Adventure yarn with depth
The latest novel by famed thriller writer robert Harris asks deep questions about the nature of society and governance.
ROBERT Harris is unlikely to need much introduction if you read thrillers.
With a back catalogue that includes Fatherland (1992), Enigma (1995) and An Officer And A Spy (2013), Harris has long bridged the, at times, gaping void between popular and literary fiction with elegant, taut works that are pretty much guaranteed to keep a reader on the edge of his/her seat.
His latest novel, The Second Sleep, is not likely to disappoint his already significant following. What may come as a surprise, though, is the mixing of genres. Historical fiction or science fiction? An unlikely confusion? Well, normally, yes – but in The Second Sleep that is exactly what Harris achieves.
Let me explain.
It is 1468 and a priest, Christopher Fairfax, is travelling by horse to the village of Addicott St George in the south-west of England. He travels through a medieval landscape familiar to us: rough locals mock his accent, the bodies of executed criminals hang from gibbets and the roads are dangerous places at the mercy of footpads. Night is falling and Fairfax loses his way. We fear for his safety.
Fairfax is travelling to this remote village to preside over the funeral of recently deceased priest, Father Thomas Lacy. Arriving, finally, at the vicarage, Fairfax meets an odd reception. The body of Father Lacy remains in his bedroom and Fairfax must sleep as best he can. As he explores the house, he and the reader make surprising discoveries.
Lest it be thought I am about to give too much away I should say that what follows occurs early in the book. But by all means skip the next few paragraphs if you think a little foreknowledge will spoil your enjoyment!
Among Lacy’s antiquarian treasures is “one of the devices used by the ancients to communicate”. The device is marked with the symbol of an apple with a bite taken out of it.

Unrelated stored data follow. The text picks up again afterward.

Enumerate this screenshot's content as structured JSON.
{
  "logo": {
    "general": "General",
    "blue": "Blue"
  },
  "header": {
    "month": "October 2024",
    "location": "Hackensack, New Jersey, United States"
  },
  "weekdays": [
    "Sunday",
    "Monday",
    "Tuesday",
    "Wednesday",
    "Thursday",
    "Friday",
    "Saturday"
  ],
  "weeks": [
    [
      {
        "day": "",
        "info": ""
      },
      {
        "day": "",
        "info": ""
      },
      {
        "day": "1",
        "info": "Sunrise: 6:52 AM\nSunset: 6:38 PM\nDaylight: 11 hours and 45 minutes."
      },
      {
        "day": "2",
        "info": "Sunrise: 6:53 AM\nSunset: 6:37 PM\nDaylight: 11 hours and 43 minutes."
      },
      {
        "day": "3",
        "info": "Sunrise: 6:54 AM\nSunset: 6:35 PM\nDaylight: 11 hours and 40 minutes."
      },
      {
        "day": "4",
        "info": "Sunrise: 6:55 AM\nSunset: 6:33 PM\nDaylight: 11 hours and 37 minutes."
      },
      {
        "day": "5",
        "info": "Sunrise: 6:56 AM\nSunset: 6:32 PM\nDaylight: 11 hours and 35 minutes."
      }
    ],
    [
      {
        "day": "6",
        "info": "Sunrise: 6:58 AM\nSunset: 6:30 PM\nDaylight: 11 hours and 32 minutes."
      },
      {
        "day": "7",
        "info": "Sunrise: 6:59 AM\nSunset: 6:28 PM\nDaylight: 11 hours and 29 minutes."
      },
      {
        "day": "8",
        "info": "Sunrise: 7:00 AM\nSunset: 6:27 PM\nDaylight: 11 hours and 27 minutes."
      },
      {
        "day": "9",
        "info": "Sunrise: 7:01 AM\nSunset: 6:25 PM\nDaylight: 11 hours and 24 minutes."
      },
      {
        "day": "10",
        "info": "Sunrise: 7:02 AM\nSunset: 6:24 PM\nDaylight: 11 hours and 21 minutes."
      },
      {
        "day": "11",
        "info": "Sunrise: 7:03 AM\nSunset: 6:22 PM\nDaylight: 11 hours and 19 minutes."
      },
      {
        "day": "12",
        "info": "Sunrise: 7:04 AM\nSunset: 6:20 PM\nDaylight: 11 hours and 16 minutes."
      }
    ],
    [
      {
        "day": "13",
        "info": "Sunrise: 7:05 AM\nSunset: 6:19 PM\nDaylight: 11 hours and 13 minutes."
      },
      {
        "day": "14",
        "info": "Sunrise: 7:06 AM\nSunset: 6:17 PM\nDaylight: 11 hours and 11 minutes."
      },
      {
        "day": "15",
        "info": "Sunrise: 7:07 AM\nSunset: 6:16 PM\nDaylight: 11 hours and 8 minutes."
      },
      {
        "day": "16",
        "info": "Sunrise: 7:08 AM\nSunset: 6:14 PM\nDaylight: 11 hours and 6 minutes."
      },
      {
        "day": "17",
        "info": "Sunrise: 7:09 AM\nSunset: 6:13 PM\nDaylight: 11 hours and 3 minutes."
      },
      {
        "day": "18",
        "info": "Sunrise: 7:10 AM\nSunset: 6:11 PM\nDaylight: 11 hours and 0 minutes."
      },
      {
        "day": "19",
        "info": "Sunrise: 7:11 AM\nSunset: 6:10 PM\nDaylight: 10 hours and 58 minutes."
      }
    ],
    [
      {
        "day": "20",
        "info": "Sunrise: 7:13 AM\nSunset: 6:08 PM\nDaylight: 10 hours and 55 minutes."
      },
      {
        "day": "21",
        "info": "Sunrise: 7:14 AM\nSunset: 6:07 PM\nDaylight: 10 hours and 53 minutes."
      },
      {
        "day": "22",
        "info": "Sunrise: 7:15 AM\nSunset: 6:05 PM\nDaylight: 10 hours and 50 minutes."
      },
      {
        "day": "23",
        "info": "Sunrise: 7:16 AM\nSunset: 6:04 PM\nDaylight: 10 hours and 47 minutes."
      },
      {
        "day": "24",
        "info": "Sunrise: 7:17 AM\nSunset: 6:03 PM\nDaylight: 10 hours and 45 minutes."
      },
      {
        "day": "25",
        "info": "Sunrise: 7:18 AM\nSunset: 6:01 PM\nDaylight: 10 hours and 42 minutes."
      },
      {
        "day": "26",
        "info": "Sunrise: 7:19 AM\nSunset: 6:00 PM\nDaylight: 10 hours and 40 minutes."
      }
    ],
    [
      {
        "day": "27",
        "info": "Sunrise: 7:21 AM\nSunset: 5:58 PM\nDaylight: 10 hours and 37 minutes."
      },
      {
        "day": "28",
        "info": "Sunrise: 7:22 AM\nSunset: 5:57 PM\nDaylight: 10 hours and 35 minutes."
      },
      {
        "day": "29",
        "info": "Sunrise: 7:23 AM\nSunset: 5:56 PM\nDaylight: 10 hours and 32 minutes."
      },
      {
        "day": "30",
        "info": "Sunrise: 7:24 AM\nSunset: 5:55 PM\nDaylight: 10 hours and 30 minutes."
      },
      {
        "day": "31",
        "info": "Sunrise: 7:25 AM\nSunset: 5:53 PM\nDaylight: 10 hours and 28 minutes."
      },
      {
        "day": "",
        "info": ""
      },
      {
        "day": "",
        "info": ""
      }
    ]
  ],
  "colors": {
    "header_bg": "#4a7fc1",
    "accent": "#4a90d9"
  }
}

Clearly then, we are not, despite all the early signs, in medieval England. We are not in anything that we might recognise as 1468. In fact, we are far into the future when our current civilisation is gone, destroyed by we know not what. Our contemporary world has become the forbidden subject of study of a society in which all previous technical and scientific knowledge has been lost.
This is a post apocalyptic world in which the final book of the Bible has been fulfilled. The earth has been purged.
Those who have survived live under the rule of the church, which has declared heretical any attempts to unearth information about, or collect artefacts from, the past. And the punishments for heresy are severe.
For Fairfax, this is a devastating discovery about Lacy. He has been dispatched on this mission to be in and out of Addicott in a night and day. But he has discovered a nest of heresy, complete with artefacts and banned books. Father Lacy was clearly a seeker of forbidden knowledge.
Fairfax, by turns horrified and fascinated, is about to undertake a journey of discovery that he had not bargained for and for which he is ill-equipped.
There is another well-established genre in popular fiction: the adventure story, or, as it has been gently but affectionately mocked, the ripping yarn. And there is definitely something of the ripping yarn about The Second Sleep. For out of this historical fiction beginning and its sci-fi premise, Harris spins a tale of love, lust, power, duplicity, secrecy, coercion and lies. The Second Sleep evolves into a thrilling adventure story played out against a hostile landscape of deluging rains and the ruthless exercise of power. Does it all work?
Well, in lesser hands it might well not. But Harris is an experienced and skilled craftsman. First he teases us gently with his deliberately confusing setting and then he intrigues us with his premise. After that he lets good old-fashioned character and plot take over. And, my goodness, he is good at that. It is some time since I have read a novel where even the minor characters are memorable. So often they disappear murkily into the background. Not here.
But it all hangs, as always, on the protagonists. And Christopher Fairfax’s journey, on which all his beliefs are challenged and his allegiances pulled apart, holds our attention to the end.
I cannot claim that The Second Sleep is Harris’s finest work. But despite its adventure story cloak it does ask deeper questions about the nature of society and how it is governed. And it is a compelling, page-turning read of a book.